After being shown the ropes by the creepy manager (Alix Maxwell) Lily examines CCTV footage of the last person to have come a cropper (Danielle Scott, another company regular), at the hands of a flickering demon (Bao Tieu); all of the previous disappearances seem to have taken place in the hotel's lift. The undercover journo encounters handyman Tom (George Nettleton) with whom she shares a steamy moment after he comes to her room to fix her leak. Elsewhere two guys enter the hotel to play 'The Elevator Game' (a sort of urban myth which has clearly influenced this movie) and also successfully throw a six. 

Lily digs into the history of the hotel and finds that it was the basis for Satanic rituals and the seat of operations for one Alfred the Warlock. It's only so long (well after about 30 minutes of her roaming the hotel corridors) before Lily encounters the secret of the Imperial and realises the danger she's in.

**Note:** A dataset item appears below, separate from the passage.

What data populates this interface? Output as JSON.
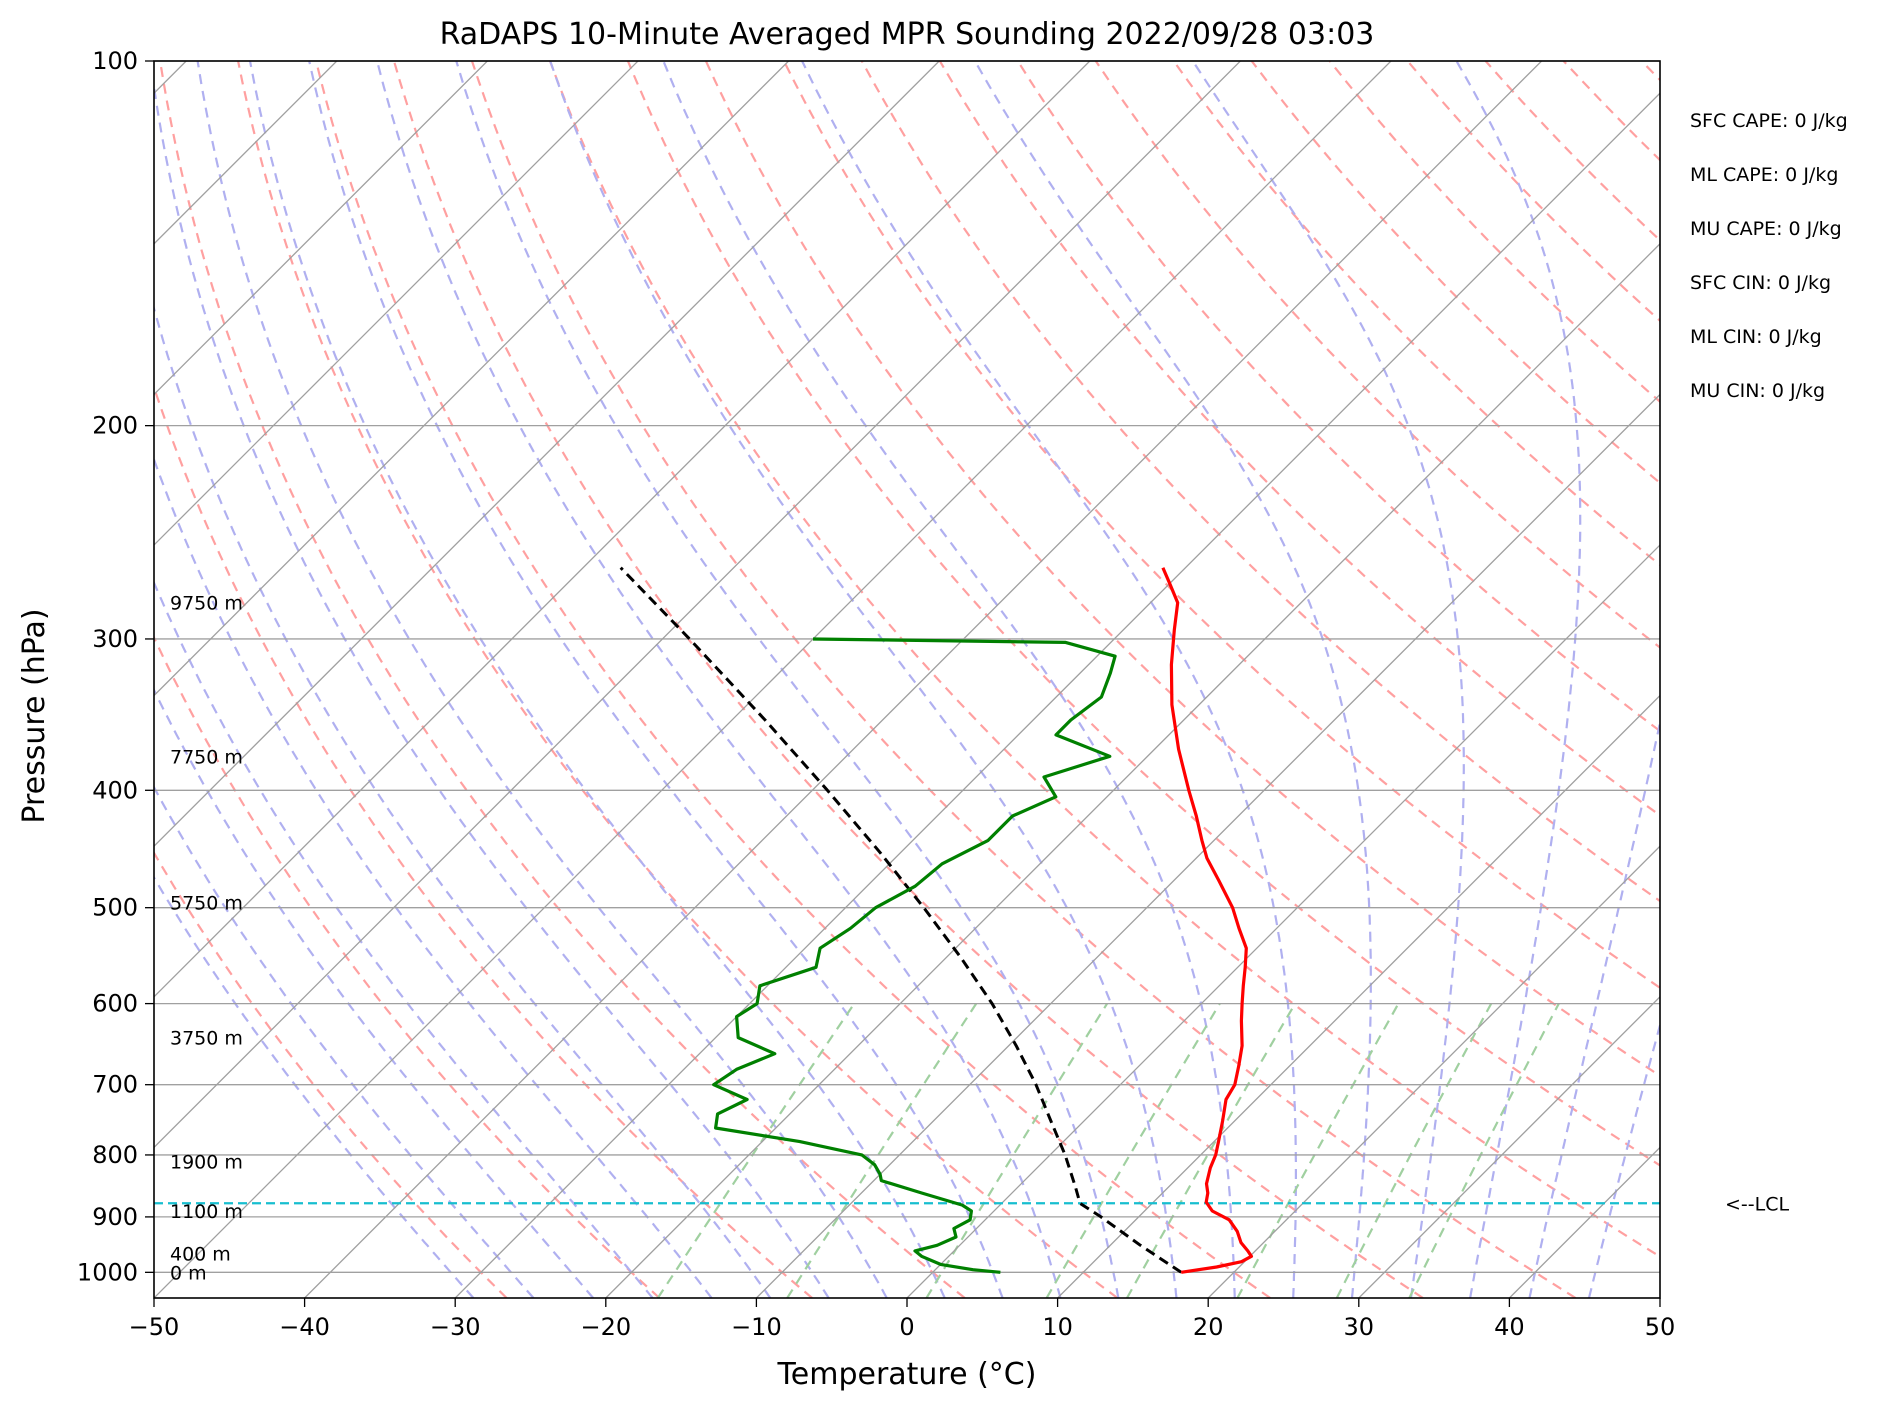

If you've seen many movies from the Jeffrey/Matthews stable you'll recognise that The Elevator jettisons the usual extended character exposition in favour of something a little more mysterious; maybe using the true story of Elisa Lam as a source helped. Although Lily does harbour a tragic secret this isn't disclosed until the final minutes of the film; we spend most of it not knowing anything about her, although we do spend a lot of time in Wunna's company, walking the corridors of the Bradford youth hostel (do you really think they filmed in an actual hotel?), having baths and looking thoughtful in her big glasses. 

The Elevator could do with shedding a few minutes in running time, but overall this isn't a bad effort considering the budget was probably miniscule, and Wunna gives a better performance than supporting roles in other movies would have suggested.